There are times in every touring cyclist’s life when the decision to ride or not to ride during a multi-day tour must be made. Do you hop on the bicycle and GO? Or do you stay and redirect your focus away from riding. Factors to consider before setting out can be numerous:

  • Housekeeping chores…do you need a laundry or re-supply day?
  • Physical condition and stamina…are you exhausted or would you like an extended break?
  • Where you need to be and when…perhaps a particular attraction (museum, church, cave) calls to you, its a “work” day and the tour schedule allows time off?

We believe there is an even more critical time NOT to head out on your bicycle.
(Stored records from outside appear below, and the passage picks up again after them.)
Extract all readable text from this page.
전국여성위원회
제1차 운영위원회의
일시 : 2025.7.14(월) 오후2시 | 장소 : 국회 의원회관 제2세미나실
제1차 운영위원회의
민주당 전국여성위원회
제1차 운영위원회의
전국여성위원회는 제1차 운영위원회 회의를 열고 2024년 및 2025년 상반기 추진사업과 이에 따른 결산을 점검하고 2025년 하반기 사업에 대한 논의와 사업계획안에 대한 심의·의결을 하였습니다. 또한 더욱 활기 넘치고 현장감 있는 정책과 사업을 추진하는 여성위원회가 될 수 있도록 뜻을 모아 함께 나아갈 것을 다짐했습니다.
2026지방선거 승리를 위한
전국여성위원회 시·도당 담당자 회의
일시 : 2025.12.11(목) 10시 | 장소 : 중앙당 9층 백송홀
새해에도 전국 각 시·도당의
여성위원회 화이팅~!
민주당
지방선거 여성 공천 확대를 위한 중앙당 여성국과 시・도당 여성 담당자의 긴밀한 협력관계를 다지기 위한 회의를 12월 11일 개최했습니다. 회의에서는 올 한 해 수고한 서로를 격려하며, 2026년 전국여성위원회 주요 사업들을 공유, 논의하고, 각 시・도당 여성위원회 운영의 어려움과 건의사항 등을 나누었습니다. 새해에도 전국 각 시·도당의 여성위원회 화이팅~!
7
Clouds lifting above the Maurienne Valley, France
And its dictated by Mother Nature.

Sure, you’ve heard “as long as you have the right gear, you can ride in any weather”. While we subscribe to that philosophy, our over-arching value is SAFETY. We believe you cannot have fun, unless you are staying safe.

It was put to the test one day in the Italian Dolomites as we had a lovely, cool climb up the Passo Mendola. Past apple orchards and through verdant pine forests, we rode along under a pleasant cloud cover remaining from the previous day’s rain. We summited the pass admiring the copper pots adorning the albergos and the classic cars rallying for an event.
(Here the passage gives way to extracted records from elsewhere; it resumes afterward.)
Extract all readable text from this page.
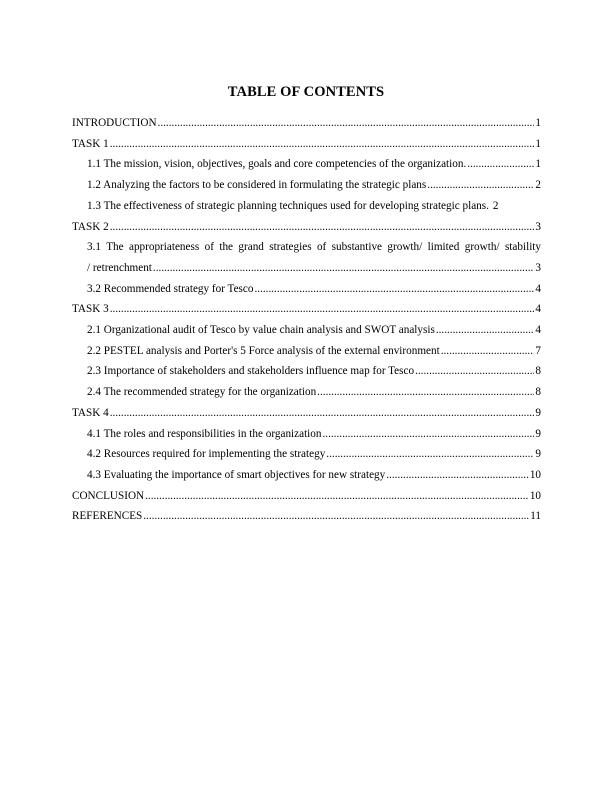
TABLE OF CONTENTS
INTRODUCTION .....	1
TASK 1 .....	1
1.1 The mission, vision, objectives, goals and core competencies of the organization. .....	1
1.2 Analyzing the factors to be considered in formulating the strategic plans .....	2
1.3 The effectiveness of strategic planning techniques used for developing strategic plans. 2
TASK 2 .....	3
3.1 The appropriateness of the grand strategies of substantive growth/ limited growth/ stability
/ retrenchment .....	3
3.2 Recommended strategy for Tesco .....	4
TASK 3 .....	4
2.1 Organizational audit of Tesco by value chain analysis and SWOT analysis .....	4
2.2 PESTEL analysis and Porter's 5 Force analysis of the external environment .....	7
2.3 Importance of stakeholders and stakeholders influence map for Tesco .....	8
2.4 The recommended strategy for the organization .....	8
TASK 4 .....	9
4.1 The roles and responsibilities in the organization .....	9
4.2 Resources required for implementing the strategy .....	9
4.3 Evaluating the importance of smart objectives for new strategy .....	10
CONCLUSION .....	10
REFERENCES .....	11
Then we began our descent on the windy, twisty road. Within a 1/4 mile we entered a cloud bank. The tarmac was still damp, the air humid and heavy. Our bicycle lights were totally ineffective to cut through the thick fog. Five feet in front of me I could barely discern my riding buddy, much less the road surface speeding at me as we careened down toward Bolzano.

Our small peloton of 4 slowed to a crawl in order to steer through surface obstacles, we took breaks and communicated verbally and loudly. We heard car brakes screech as they approached hair-pin turns, or US, from behind on the narrow lane – their headlights barely giving the drivers any warning of cyclists mere inches from steep slopes or their bumpers.

After several miles “in the cloud” we gratefully, and safely, descended safely into town. We remain grateful for the lessons that Dolomite descent taught us about European alpine weather. Our reward in 2013 when confronted by thick stratus on Col de Madeleine? We stayed out of the clouds and rode safely on the next day!